At my father’s funeral, I expect to say goodbye. Instead, a mysterious woman in a wedding dress steps forward and reveals a love story frozen in time. By the time we got to the church, I couldn’t cry anymore.
I’d spent a week doing just that, crying in the shower, crying over coffee, and crying into my mother’s shoulder. But at the funeral, standing in the hush of polished wood and lilies, I just… floated. My name is Kate.
Daniel was my father and on the day we laid him to rest, something extraordinary happened. At first, everything was the way it was supposed to be. The organ played gently.
The priest murmured something kind. My mother, Catherine, sat beside me, composed but pale, her hands folded tightly in her lap. We were mid-service, deep in silent prayer, when the doors opened.
And in she came. A woman, older, maybe 70, maybe more, walked slowly down the aisle. She wore a white wedding dress.
Not a costume. Not a veil-and-tulle fairytale. It was sleek.
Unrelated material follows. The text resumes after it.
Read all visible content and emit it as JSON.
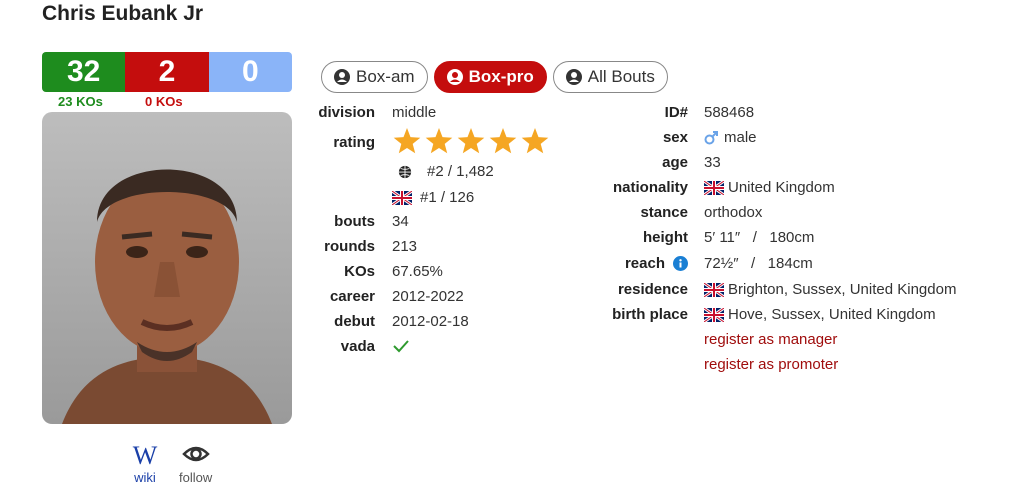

Modest. Laced sleeves, high collar, and delicate gloves. Her hair was pinned neatly in a bun and her face, though aged, glowed with something between sorry and certainty.
At first, I thought she must be lost. Then I looked at my mother. Her face had drained of all color.
The woman walked straight to my father’s casket. She placed her hand, gloved and trembling, on the dark wood. And then she whispered something.
“You finally got to see me in white, Daniel.”
I gasped quickly, almost choking on the air. Gasps echoed in the room. Whispers.
Then she turned. Her voice shook as she spoke but her words were clear. “No, I’m not crazy.
And yes, I know exactly how I look. But if it’s alright… I’d like to tell you a story.”
No one moved an inch. She stood by the casket, holding a bouquet of lilies and took a deep breath.
“Fifty years ago,” she said softly. “I fell in love with a boy named Daniel at our high school prom. I was 17.
He was 18. He wore a blue tie that clashed with his suit and he danced like he didn’t care what anyone thought.”
A soft laugh slipped through her sadness. “That night, he told me, ‘One day, I’ll see you in a wedding dress, Ellen.
Maybe not tomorrow, but someday…’ And I believed him.”
She paused. “We were young. Full of dreams.
But two weeks later, he was drafted. Vietnam. He kissed me goodbye under a streetlamp, he said he’d write every week.